One way to quantify the relationship between two variables is to use the Pearson correlation coefficient, which is a measure of the linear association between two variables. It always takes on a value between -1 and 1 where:
- -1 indicates a perfectly negative linear correlation between two variables
- 0 indicates no linear correlation between two variables
- 1 indicates a perfectly positive linear correlation between two variables
To determine if a correlation coefficient is statistically significant, you can calculate the corresponding t-score and p-value.
The formula to calculate the t-score of a correlation coefficient (r) is:
t = r√(n-2) / √(1-r2)
The p-value is calculated as the corresponding two-sided p-value for the t-distribution with n-2 degrees of freedom.
Correlation Test in R
To determine if the correlation coefficient between two variables is statistically significant, you can perform a correlation test in R using the following syntax:
cor.test(x, y, method=c(“pearson”, “kendall”, “spearman”))
- x, y: Numeric vectors of data
- method: Method used to calculate correlation between two vectors
The following example shows how to use this function to perform a correlation test in R.
Example: Correlation Test in R
Suppose we have the following two vectors in R:
x <- c(2, 3, 3, 5, 6, 9, 14, 15, 19, 21, 22, 23) y <- c(23, 24, 24, 23, 17, 28, 38, 34, 35, 39, 41, 43)
Before we perform a correlation test between the two variables, we can create a quick scatterplot to view their relationship:
#create scatterplot plot(x, y, pch=16)
There appears to be a positive correlation between the two variables.
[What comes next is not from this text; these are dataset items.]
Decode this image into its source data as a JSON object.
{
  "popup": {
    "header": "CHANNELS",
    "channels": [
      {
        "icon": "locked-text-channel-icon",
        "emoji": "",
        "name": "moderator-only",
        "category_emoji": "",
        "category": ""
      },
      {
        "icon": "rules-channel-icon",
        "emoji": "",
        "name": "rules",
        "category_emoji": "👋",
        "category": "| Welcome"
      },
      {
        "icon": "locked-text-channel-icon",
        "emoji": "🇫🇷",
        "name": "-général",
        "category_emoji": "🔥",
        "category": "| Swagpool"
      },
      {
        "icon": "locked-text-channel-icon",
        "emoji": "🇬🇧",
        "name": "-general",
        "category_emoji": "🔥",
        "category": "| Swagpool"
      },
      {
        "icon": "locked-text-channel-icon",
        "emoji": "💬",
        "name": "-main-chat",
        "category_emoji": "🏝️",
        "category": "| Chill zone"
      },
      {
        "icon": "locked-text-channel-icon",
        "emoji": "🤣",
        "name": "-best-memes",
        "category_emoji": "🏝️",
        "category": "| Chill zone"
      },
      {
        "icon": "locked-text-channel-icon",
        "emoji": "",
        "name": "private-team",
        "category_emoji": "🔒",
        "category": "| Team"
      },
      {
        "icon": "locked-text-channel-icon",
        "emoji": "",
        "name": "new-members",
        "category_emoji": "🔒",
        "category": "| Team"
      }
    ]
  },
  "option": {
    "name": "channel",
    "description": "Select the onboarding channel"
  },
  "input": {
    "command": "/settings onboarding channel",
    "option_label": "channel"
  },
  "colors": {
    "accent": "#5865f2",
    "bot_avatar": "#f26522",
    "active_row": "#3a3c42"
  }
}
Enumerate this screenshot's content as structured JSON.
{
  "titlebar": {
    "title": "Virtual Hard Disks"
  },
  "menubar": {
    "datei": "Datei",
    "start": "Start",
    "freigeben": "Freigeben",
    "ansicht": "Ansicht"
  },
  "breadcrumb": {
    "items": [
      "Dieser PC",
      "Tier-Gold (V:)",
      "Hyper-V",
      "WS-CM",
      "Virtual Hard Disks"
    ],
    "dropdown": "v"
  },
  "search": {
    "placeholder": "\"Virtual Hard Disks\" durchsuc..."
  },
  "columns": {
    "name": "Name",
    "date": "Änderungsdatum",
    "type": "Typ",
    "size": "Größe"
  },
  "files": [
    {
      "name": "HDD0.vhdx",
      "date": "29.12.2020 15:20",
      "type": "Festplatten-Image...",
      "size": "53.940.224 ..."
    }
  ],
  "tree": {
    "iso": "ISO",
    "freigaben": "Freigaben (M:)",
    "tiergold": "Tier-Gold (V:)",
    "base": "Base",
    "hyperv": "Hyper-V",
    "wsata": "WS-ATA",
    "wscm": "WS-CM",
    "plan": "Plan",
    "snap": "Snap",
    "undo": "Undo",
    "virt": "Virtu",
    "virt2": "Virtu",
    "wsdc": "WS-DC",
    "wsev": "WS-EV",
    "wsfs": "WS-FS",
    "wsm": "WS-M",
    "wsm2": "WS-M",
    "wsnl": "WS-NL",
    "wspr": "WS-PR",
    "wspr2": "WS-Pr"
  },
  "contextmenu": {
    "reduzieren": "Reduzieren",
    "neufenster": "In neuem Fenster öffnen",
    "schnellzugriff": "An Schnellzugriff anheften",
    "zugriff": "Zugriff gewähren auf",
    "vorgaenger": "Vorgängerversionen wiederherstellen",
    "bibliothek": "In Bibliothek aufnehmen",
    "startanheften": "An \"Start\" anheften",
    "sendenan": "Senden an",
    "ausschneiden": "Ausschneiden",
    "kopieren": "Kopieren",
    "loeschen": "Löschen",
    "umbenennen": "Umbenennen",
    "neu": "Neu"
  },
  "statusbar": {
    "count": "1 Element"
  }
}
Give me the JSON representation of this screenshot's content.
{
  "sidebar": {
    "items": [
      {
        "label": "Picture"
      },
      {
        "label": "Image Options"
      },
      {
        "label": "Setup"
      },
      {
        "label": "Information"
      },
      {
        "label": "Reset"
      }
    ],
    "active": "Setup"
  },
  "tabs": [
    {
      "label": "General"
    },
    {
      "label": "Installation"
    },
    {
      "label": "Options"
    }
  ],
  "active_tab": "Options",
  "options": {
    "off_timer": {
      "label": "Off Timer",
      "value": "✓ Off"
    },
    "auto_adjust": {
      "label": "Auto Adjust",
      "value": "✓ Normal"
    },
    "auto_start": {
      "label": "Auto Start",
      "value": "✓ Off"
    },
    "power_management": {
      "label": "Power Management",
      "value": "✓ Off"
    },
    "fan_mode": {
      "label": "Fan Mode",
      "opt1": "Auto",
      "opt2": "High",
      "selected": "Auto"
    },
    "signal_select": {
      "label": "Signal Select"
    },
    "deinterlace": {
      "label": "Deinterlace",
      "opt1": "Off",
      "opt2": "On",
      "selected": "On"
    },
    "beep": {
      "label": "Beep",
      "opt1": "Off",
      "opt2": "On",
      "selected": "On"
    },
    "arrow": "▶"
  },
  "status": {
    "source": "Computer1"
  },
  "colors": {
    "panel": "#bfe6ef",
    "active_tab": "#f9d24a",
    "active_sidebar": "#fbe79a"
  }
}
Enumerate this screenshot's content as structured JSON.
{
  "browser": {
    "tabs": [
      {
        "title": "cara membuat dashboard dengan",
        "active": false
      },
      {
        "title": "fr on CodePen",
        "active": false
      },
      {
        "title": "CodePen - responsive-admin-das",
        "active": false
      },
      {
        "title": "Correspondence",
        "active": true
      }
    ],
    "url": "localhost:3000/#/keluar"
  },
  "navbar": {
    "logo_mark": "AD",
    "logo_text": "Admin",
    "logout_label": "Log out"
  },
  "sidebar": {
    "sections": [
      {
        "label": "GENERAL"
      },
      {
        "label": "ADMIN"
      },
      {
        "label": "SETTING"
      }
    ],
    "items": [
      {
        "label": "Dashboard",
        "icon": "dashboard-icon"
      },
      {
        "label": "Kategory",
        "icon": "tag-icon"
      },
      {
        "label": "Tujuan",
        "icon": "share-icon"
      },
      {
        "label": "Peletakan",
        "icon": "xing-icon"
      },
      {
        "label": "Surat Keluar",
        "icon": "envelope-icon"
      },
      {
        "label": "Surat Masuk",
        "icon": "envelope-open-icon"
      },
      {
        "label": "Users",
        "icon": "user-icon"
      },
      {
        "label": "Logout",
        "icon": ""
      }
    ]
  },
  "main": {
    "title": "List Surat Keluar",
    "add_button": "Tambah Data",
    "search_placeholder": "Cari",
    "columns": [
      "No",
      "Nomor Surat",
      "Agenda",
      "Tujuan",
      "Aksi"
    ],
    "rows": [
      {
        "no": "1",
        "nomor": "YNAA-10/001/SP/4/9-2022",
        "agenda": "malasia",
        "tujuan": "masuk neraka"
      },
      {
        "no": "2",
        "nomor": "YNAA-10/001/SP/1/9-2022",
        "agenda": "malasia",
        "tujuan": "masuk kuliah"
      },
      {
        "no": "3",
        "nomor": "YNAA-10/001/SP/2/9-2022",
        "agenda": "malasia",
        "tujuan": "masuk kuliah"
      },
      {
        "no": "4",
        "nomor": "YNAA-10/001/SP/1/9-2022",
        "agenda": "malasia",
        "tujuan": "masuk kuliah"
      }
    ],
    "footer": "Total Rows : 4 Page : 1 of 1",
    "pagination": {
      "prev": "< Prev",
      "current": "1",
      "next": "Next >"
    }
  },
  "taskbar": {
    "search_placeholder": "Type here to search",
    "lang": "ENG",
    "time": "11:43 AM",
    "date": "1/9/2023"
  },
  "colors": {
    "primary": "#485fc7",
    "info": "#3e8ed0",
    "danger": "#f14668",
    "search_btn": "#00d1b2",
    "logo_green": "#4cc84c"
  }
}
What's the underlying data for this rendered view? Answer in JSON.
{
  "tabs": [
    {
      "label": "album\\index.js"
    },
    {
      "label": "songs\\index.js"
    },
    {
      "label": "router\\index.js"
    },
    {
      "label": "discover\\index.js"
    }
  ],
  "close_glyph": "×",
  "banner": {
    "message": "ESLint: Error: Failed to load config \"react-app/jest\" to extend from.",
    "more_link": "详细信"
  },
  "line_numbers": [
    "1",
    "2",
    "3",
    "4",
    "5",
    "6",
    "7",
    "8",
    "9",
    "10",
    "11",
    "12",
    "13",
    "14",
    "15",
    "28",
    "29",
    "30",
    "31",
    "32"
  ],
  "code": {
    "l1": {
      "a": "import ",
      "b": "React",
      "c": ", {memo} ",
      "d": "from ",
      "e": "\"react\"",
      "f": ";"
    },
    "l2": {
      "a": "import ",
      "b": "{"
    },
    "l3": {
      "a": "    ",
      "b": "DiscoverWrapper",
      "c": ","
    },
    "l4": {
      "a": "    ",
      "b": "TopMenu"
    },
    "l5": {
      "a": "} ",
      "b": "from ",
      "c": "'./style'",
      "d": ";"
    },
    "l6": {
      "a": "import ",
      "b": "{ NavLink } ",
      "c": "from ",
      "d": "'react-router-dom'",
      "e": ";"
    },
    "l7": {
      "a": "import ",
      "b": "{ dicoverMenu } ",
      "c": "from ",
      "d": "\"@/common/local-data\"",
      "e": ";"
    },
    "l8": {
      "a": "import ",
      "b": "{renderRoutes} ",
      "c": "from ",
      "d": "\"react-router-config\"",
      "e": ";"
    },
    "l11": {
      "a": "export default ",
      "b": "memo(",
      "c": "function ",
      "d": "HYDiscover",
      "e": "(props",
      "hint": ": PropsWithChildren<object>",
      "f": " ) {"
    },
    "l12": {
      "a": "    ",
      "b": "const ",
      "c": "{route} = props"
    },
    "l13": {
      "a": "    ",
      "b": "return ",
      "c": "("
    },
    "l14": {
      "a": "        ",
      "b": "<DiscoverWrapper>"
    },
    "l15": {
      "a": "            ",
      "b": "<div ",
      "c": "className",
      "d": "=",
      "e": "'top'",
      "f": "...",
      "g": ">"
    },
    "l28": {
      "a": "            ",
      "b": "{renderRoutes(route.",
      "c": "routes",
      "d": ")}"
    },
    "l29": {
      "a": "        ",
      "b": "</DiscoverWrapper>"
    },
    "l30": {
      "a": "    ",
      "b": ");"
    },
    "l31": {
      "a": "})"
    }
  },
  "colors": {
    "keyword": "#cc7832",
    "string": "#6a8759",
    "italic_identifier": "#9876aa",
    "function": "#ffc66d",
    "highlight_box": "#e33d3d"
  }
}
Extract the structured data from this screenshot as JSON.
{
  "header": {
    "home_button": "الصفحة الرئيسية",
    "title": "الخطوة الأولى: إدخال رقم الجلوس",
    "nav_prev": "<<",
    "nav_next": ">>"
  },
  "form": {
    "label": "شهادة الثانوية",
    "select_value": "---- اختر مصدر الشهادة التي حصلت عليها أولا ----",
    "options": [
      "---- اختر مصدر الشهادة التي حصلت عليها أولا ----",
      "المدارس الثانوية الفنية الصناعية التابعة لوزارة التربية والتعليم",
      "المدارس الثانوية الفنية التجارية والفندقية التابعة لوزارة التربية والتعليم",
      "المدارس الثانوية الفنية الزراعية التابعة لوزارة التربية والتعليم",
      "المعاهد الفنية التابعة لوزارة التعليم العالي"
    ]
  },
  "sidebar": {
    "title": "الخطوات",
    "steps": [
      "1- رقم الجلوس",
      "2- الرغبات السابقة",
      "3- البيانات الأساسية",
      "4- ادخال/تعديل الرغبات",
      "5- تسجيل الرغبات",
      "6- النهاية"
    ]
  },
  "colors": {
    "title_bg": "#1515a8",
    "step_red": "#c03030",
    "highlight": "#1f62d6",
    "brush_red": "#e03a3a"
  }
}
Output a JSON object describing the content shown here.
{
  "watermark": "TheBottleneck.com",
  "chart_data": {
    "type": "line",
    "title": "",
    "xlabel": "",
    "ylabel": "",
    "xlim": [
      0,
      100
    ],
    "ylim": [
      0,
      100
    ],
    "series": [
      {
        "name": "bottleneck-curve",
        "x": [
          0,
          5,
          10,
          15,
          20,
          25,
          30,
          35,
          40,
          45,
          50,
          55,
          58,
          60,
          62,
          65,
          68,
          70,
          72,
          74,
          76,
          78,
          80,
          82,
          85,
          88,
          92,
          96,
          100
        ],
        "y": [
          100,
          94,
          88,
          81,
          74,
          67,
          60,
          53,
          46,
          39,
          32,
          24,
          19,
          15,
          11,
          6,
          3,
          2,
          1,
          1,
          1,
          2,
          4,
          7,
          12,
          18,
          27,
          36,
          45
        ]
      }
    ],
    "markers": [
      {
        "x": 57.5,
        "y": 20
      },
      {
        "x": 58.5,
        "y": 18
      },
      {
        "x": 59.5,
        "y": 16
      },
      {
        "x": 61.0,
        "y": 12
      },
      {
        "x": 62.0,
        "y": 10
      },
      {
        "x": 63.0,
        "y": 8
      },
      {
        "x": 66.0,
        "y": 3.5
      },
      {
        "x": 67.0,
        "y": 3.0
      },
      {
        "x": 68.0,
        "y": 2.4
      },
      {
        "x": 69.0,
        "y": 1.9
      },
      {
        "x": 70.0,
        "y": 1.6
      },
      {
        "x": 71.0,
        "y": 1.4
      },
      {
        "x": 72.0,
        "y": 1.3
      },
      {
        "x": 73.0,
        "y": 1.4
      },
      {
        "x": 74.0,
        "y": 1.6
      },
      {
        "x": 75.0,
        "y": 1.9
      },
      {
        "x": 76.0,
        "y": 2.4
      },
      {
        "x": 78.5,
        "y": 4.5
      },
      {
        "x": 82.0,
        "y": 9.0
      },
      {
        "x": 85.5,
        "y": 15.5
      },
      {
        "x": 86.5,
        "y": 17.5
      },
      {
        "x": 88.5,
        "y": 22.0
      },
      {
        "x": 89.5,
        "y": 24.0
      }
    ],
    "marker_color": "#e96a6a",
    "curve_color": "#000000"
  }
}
That is, as one increases the other tends to increase as well.
To see if this correlation is statistically significant, we can perform a correlation test:
#perform correlation test between the two vectors cor.test(x, y) Pearson's product-moment correlation data: x and y t = 7.8756, df = 10, p-value = 1.35e-05 alternative hypothesis: true correlation is not equal to 0 95 percent confidence interval: 0.7575203 0.9799783 sample estimates: cor 0.9279869
The correlation coefficient between the two vectors turns out to be 0.9279869.
The test statistic turns out to be 7.8756 and the corresponding p-value is 1.35e-05. Since this value is less than .05, we have sufficient evidence to say that the correlation between the two variables is statistically significant.